オリジナルWeb漫画:不屈な父親奮闘記シリーズ 第1話
静まり返った夜中。
家族が寝静まる中、父は眠そうに目をこすりながらトイレへ向かっていた。
「ふぁぁ……夜中のトイレは眠い……」
半分寝ぼけた状態で用を足し、特に何も気にすることなく部屋へ戻ろうとする父。
しかしその瞬間、背後から低く冷たい声が響いた。
「あなた……また便座を上げっぱなしですね……?」
振り返った父の目に映ったのは、怒りのオーラをまとった娘・優子の姿だった。
あまりの迫力に、父は思わず体を震わせる。
「ひっ!」
優子はゆっくりとトイレのドアを開け、中を確認する。
そして深くため息をつくと、呆れたように言い放った。
「何回言えば分かるの? 便座は下げるって。
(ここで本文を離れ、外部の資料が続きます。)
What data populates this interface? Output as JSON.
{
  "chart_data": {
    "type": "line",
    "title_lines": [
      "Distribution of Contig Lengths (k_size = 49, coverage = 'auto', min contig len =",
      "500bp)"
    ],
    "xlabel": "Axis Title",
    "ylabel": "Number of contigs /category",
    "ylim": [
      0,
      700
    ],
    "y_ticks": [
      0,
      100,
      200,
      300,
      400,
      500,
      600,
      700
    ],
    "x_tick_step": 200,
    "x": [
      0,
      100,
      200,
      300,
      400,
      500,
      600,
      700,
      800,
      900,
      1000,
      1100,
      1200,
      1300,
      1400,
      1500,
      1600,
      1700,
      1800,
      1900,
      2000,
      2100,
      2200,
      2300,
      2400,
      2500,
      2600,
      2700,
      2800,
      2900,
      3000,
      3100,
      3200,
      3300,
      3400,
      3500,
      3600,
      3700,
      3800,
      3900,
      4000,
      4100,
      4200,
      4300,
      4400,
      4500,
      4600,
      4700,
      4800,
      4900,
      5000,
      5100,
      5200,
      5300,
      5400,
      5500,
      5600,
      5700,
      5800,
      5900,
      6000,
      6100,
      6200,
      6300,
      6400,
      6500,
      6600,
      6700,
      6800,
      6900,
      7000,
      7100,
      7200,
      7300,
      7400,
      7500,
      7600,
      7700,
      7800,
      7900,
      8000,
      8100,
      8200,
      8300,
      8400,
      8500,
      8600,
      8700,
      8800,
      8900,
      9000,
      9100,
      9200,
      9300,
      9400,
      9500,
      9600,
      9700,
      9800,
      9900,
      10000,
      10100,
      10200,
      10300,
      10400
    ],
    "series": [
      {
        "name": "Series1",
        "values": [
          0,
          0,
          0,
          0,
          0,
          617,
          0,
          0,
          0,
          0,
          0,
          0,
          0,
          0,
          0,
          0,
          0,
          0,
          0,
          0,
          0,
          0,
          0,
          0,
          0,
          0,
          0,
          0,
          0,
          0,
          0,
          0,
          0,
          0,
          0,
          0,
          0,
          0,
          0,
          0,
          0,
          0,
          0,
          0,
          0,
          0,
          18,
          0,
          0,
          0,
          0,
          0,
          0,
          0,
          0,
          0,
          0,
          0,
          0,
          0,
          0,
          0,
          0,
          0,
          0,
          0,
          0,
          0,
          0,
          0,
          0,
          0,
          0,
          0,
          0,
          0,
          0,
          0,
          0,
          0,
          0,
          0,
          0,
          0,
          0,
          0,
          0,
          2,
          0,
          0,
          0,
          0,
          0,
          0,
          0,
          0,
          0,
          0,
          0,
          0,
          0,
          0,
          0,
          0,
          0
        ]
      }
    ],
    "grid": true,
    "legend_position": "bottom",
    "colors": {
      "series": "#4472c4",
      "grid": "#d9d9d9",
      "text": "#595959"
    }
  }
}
」
父は慌てて弁解する。
「いや、ちょっと忘れただけで……悪気はないんだよ。」
しかしその言葉は、優子の怒りの火に油を注ぐだけだった。
「“ちょっと”じゃないの。これは家族への迷惑なの。」
優子は腕を組み、父を真っ直ぐに睨みつける。
そして次の瞬間、父の目に信じられない光景が飛び込んできた。
「えっ!? な、なんだこれ!?」
便座が――
ガムテープでガチガチに固定されていたのだ。
父は慌てて便座を持ち上げようとするが、びくともしない。
「な、なんだこれ!? ガムテープで固定されてる!?」
驚く父をよそに、優子はどこか満足そうな表情で言い放つ。
「あら奇運ね。」
そしてゆっくりと宣言する。
「今日から我が家は『座りション強制』になったのよ。」
あまりにも突然のルール変更に、父は言葉を失う。
「えっ!? そんなの聞いてないぞ!」
だが優子はまったく動じない。
「何度も注意したわよね?
それでも直らないなら、制度で解決するしかないでしょ。」
家族会議など存在しない。
この家のルールは、すでに決定していた。
父は肩を落とし、ただ小さくうなずくしかなかった。
「……はい(涙)」
こうして父は、男としての最後の砦であった“立ちション権”を失う。
そして家庭内ヒエラルキーの中で、静かに最下層へと転落していくのであった。
しかし――
これは父と娘の間で繰り広げられる、数々の家庭内ルールと理不尽な制裁の物語の、ほんの序章に過ぎない。
今日もまた、どこかの家庭で起きているかもしれない。